The Chief Constable said there are a significant number of officers on the street at the moment but he was confident they were striking the balance between security and supporting traders and shoppers.
"You can never stop those people who are so intent on bringing misery to doing something," he commented. "But as we said just recently in the last three years we have charged or reported over 250 people for terrorism related offences.
"Our investigations at the moment are relentless; you have absolute assurance about that. We're making arrests all the time and bringing people before the courts."
Mr Baggott stressed that public support and vigilance was essential to assist police in tackling a "hardcore minority".
"The only answer for them is information, and sadly Maghaberry," he commented.
Belfast is a safe city, we need to be vigilant, if we're vigilant we should be able to go on with our own lives.
Colin Neill, Pubs of Ulster
ACC Kerr reiterated the appeal to the public for their continued support in the weeks coming up to Christmas and to report any suspicious objects to police immediately.
He stressed they were trying to police the area in a "sensible, sensitive way that provides safety and reassurance against a severe terrorist threat" without causing significant disruption.
"In the coming weeks, PSNI will be continuing with an enhanced policing profile across Northern Ireland to provide safety and reassurance to everyone but we also need your help and support," he said.
"We are continuing to engage with our partners within the business community in Belfast and indeed across Northern Ireland to ensure that the balance of how we police this threat is right.

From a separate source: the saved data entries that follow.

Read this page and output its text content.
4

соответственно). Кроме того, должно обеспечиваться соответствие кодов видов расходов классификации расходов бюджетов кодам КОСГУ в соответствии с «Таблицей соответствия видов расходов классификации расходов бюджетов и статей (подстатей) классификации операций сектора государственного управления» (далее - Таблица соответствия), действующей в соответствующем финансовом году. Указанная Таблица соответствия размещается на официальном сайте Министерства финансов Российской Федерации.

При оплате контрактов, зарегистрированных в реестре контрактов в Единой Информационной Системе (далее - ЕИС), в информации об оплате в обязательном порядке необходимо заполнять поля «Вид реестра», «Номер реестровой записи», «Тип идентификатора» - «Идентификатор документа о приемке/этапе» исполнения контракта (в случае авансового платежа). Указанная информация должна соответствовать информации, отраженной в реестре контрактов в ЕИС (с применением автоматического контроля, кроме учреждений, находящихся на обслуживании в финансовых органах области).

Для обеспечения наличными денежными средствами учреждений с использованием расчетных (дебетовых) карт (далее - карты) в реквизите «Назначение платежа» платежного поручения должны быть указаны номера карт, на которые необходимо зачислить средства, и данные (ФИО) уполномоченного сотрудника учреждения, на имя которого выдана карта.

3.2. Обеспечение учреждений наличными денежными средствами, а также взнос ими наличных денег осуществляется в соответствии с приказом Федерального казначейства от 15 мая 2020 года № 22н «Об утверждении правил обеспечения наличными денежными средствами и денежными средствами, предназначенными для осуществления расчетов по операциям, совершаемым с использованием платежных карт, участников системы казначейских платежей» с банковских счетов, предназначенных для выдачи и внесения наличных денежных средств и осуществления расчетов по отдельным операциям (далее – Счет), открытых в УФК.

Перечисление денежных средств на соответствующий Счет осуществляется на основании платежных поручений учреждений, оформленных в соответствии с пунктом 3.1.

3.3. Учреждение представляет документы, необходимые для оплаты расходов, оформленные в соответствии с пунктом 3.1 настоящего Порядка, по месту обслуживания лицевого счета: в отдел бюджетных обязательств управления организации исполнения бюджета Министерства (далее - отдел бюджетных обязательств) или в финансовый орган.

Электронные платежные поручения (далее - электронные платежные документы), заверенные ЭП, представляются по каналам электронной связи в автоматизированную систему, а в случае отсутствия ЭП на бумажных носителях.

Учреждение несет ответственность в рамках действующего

"There may be some disruption as police do their job and there may also be times when we are required to ask for buildings or areas to be evacuated and to that end, we would call on the public to cooperate fully with us as we will always prioritise public safety."
The blast on Friday evening led to the evacuation of around 1,000 people from restaurants and other premises, including a hotel, The MAC, the cathedral and apartments, on one of the busiest nights in the run-up to Christmas.
The incident is thought to have cost the business proprietors tens of thousands of pounds, although some traders said that customers had returned the next day to pay their bills.
Colin Neill, from Pubs of Ulster said: "Obviously, Friday night emptied the bars and restaurants in this area.
"Thankfully we did see that rally later on when things settled down and indeed Saturday night was busy again."